Het verschil zit vooral in de onroerendezaakbelasting (ozb), zo blijkt uit cijfers die het Centraal Bureau voor de Statistiek maandag heeft gepubliceerd. De vier grootste gemeenten samen begroten dit jaar een lichte daling van de ozb met 0,4 procent. Utrecht en Den Haag begroten een opbrengstdaling. In Rotterdam stijgt de opbrengst met 0,1 procent en in Amsterdam is een stijging van 1 procent voorzien.
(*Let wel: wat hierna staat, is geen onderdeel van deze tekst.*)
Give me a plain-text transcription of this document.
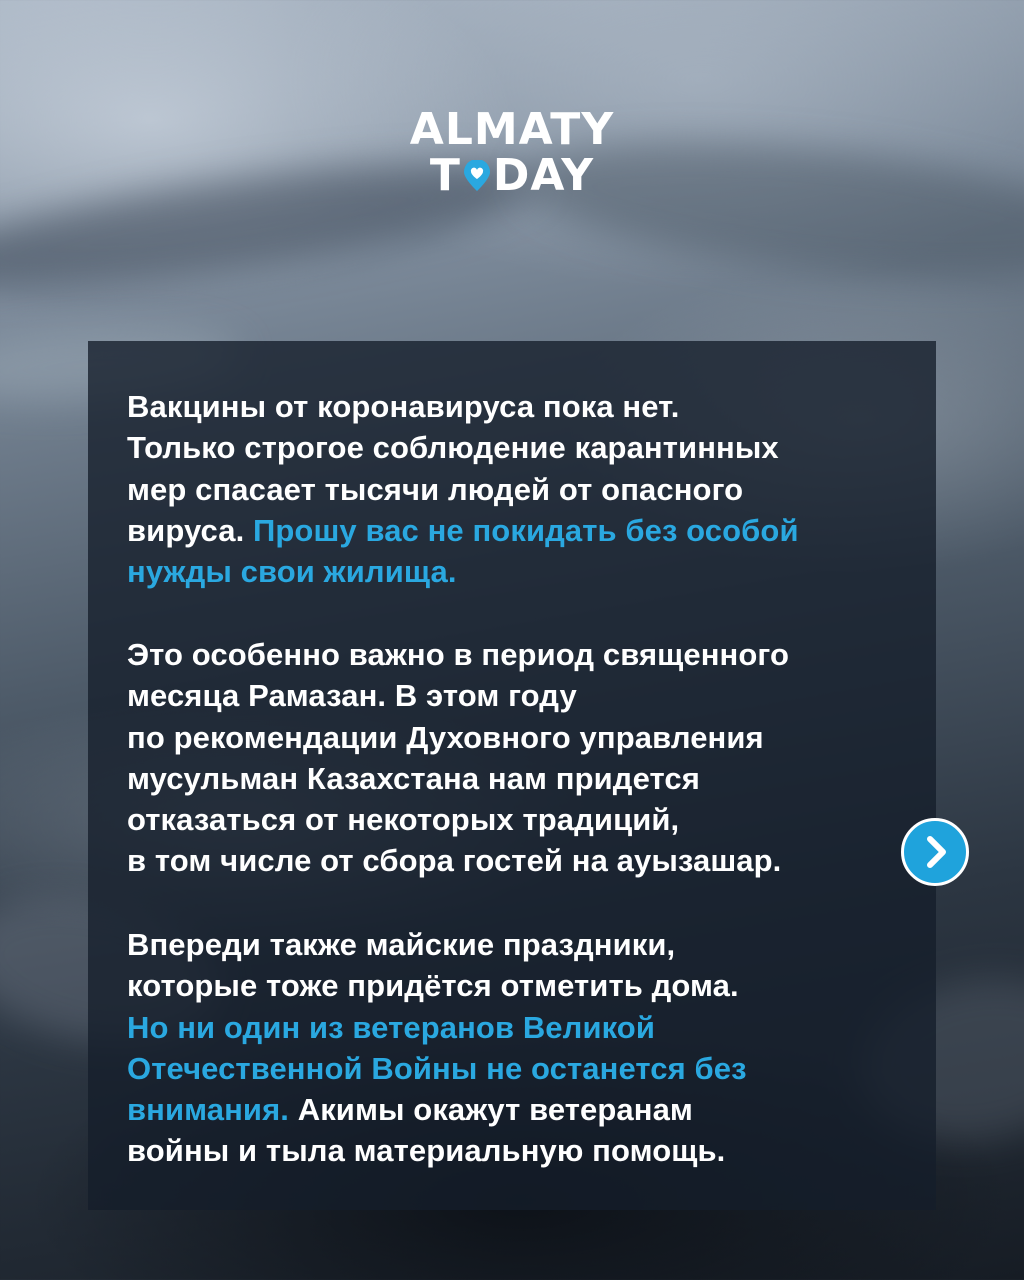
ALMATY
T DAY
Вакцины от коронавируса пока нет.
Только строгое соблюдение карантинных
мер спасает тысячи людей от опасного
вируса. Прошу вас не покидать без особой
нужды свои жилища.
Это особенно важно в период священного
месяца Рамазан. В этом году
по рекомендации Духовного управления
мусульман Казахстана нам придется
отказаться от некоторых традиций,
в том числе от сбора гостей на ауызашар.
Впереди также майские праздники,
которые тоже придётся отметить дома.
Но ни один из ветеранов Великой
Отечественной Войны не останется без
внимания. Акимы окажут ветеранам
войны и тыла материальную помощь.
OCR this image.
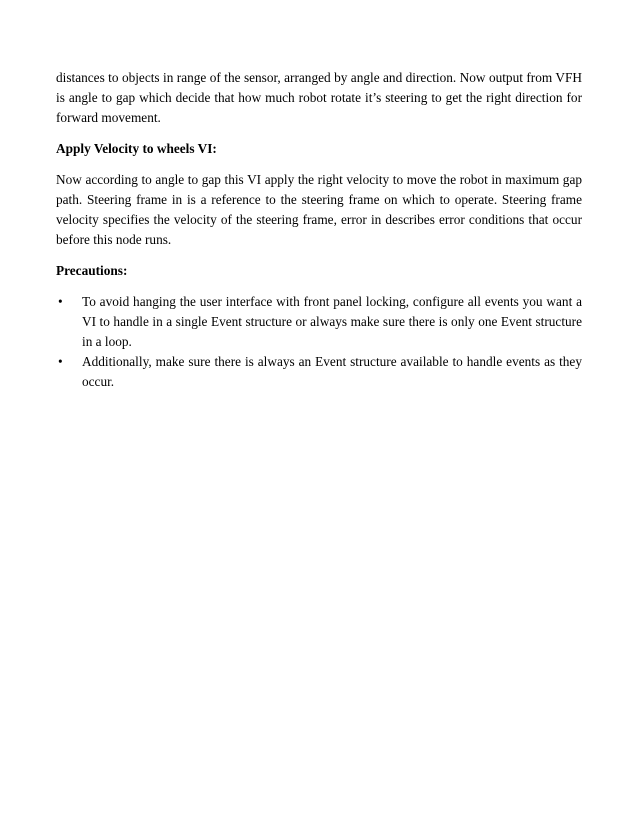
distances to objects in range of the sensor, arranged by angle and direction. Now output from VFH is angle to gap which decide that how much robot rotate it’s steering to get the right direction for forward movement.

Apply Velocity to wheels VI:

Now according to angle to gap this VI apply the right velocity to move the robot in maximum gap path. Steering frame in is a reference to the steering frame on which to operate. Steering frame velocity specifies the velocity of the steering frame, error in describes error conditions that occur before this node runs.

Precautions:

• To avoid hanging the user interface with front panel locking, configure all events you want a VI to handle in a single Event structure or always make sure there is only one Event structure in a loop.
• Additionally, make sure there is always an Event structure available to handle events as they occur.
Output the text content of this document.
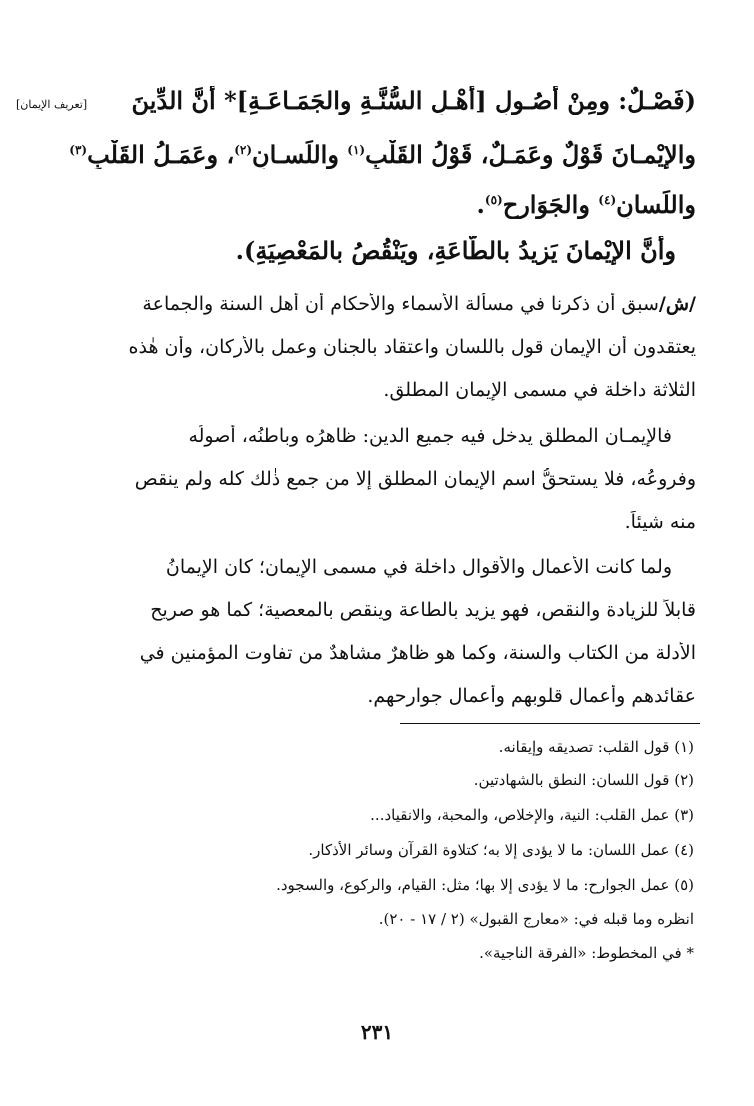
[تعريف الإيمان]	(فَصْـلٌ: ومِنْ أُصُـولِ [أَهْـلِ السُّنَّـةِ والجَمَـاعَـةِ]* أَنَّ الدِّينَ
والإِيْمـانَ قَوْلٌ وعَمَـلٌ، قَوْلُ القَلْبِ$^{(١)}$ واللِّسـانِ$^{(٢)}$، وعَمَـلُ القَلْبِ$^{(٣)}$
واللِّسانِ$^{(٤)}$ والجَوَارِحِ$^{(٥)}$.
وأَنَّ الإِيْمانَ يَزِيدُ بالطَّاعَةِ، ويَنْقُصُ بالمَعْصِيَةِ).
/ش/سبق أن ذكرنا في مسألة الأسماء والأحكام أن أهل السنة والجماعة
يعتقدون أن الإيمان قول باللسان واعتقاد بالجنان وعمل بالأركان، وأن هٰذه
الثلاثة داخلة في مسمى الإيمان المطلق.
فالإيمـان المطلق يدخل فيه جميع الدين: ظاهرُه وباطنُه، أصولُه
وفروعُه، فلا يستحقُّ اسم الإيمان المطلق إلا من جمع ذٰلك كله ولم ينقص
منه شيئاً.
ولما كانت الأعمال والأقوال داخلة في مسمى الإيمان؛ كان الإيمانُ
قابلاً للزيادة والنقص، فهو يزيد بالطاعة وينقص بالمعصية؛ كما هو صريح
الأدلة من الكتاب والسنة، وكما هو ظاهرٌ مشاهدٌ من تفاوت المؤمنين في
عقائدهم وأعمال قلوبهم وأعمال جوارحهم.
(١) قول القلب: تصديقه وإيقانه.
(٢) قول اللسان: النطق بالشهادتين.
(٣) عمل القلب: النية، والإخلاص، والمحبة، والانقياد...
(٤) عمل اللسان: ما لا يؤدى إلا به؛ كتلاوة القرآن وسائر الأذكار.
(٥) عمل الجوارح: ما لا يؤدى إلا بها؛ مثل: القيام، والركوع، والسجود.
انظره وما قبله في: «معارج القبول» (٢ / ١٧ - ٢٠).
* في المخطوط: «الفرقة الناجية».
٢٣١
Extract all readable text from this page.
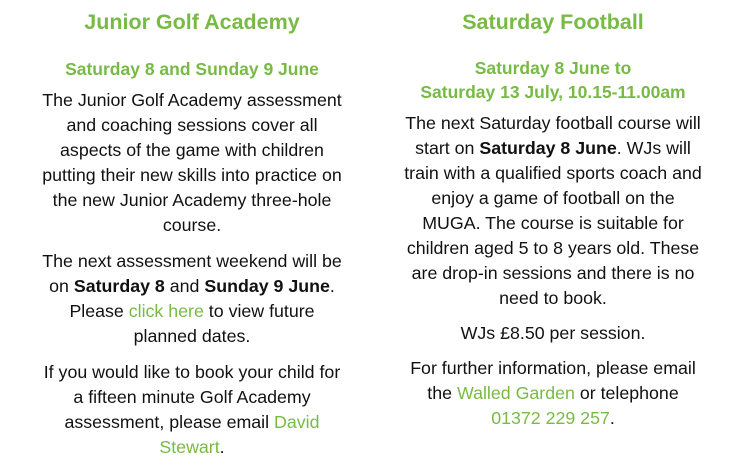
Junior Golf Academy
Saturday 8 and Sunday 9 June

The Junior Golf Academy assessment
and coaching sessions cover all
aspects of the game with children
putting their new skills into practice on
the new Junior Academy three-hole
course.

The next assessment weekend will be
on Saturday 8 and Sunday 9 June.
Please click here to view future
planned dates.

If you would like to book your child for
a fifteen minute Golf Academy
assessment, please email David
Stewart.

Saturday Football
Saturday 8 June to
Saturday 13 July, 10.15-11.00am

The next Saturday football course will
start on Saturday 8 June. WJs will
train with a qualified sports coach and
enjoy a game of football on the
MUGA. The course is suitable for
children aged 5 to 8 years old. These
are drop-in sessions and there is no
need to book.

WJs £8.50 per session.

For further information, please email
the Walled Garden or telephone
01372 229 257.
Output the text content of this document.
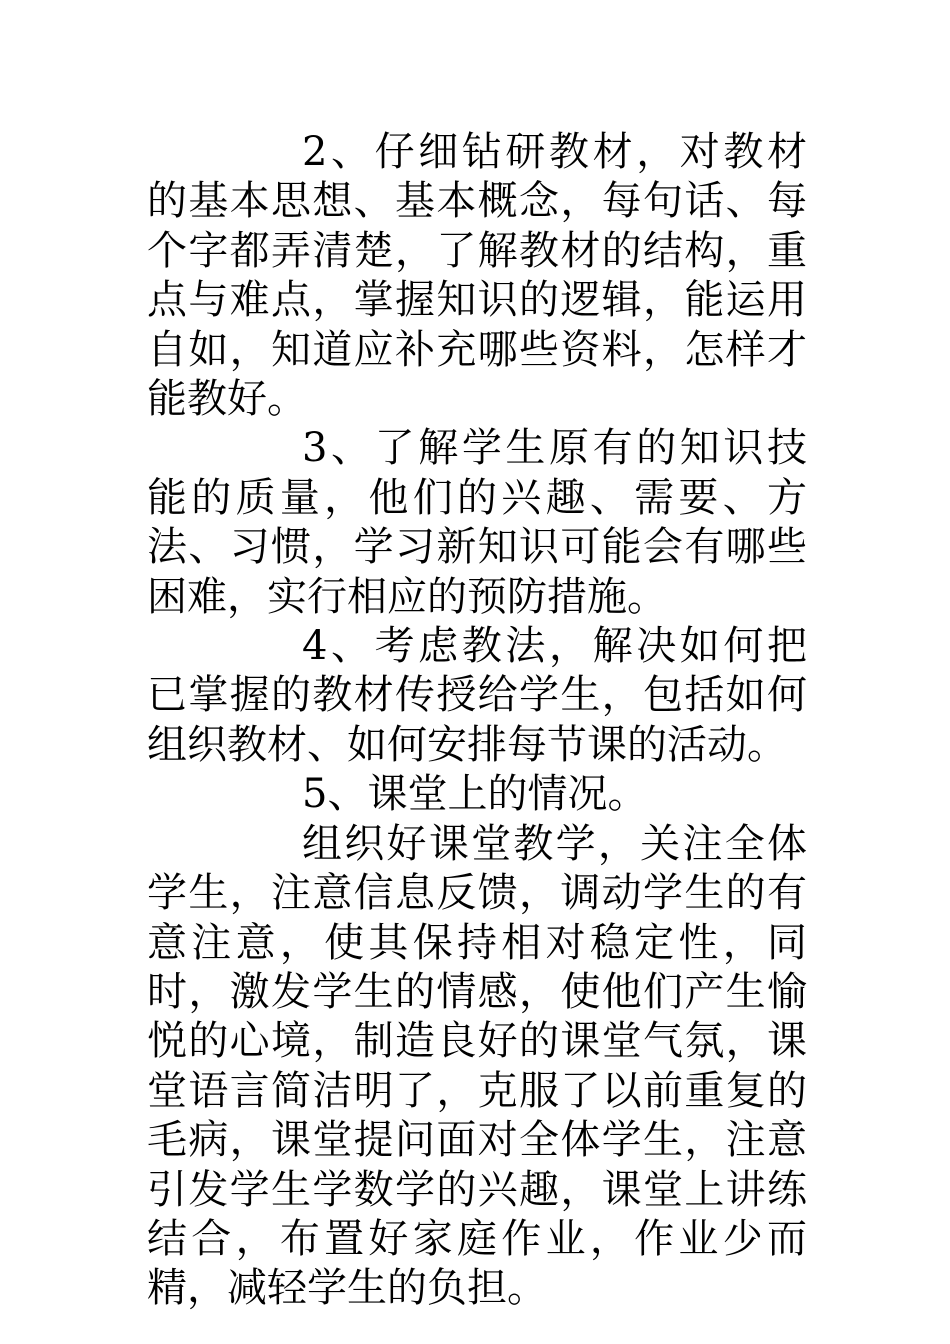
2、仔细钻研教材，对教材的基本思想、基本概念，每句话、每个字都弄清楚，了解教材的结构，重点与难点，掌握知识的逻辑，能运用自如，知道应补充哪些资料，怎样才能教好。

3、了解学生原有的知识技能的质量，他们的兴趣、需要、方法、习惯，学习新知识可能会有哪些困难，实行相应的预防措施。

4、考虑教法，解决如何把已掌握的教材传授给学生，包括如何组织教材、如何安排每节课的活动。

5、课堂上的情况。

组织好课堂教学，关注全体学生，注意信息反馈，调动学生的有意注意，使其保持相对稳定性，同时，激发学生的情感，使他们产生愉悦的心境，制造良好的课堂气氛，课堂语言简洁明了，克服了以前重复的毛病，课堂提问面对全体学生，注意引发学生学数学的兴趣，课堂上讲练结合，布置好家庭作业，作业少而精，减轻学生的负担。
De ozb vormt ruim driekwart van de gemeentelijke belastingopbrengst. Het beleid van de vier grote steden om de ozb in 2010 niet of nauwelijks te verhogen, heeft gevolgen voor de financiering van de uitgaven, aldus het CBS. Om de stijgende lasten te financieren, verwachten Amsterdam, Rotterdam en Utrecht meer gelden te moeten onttrekken aan de reserves.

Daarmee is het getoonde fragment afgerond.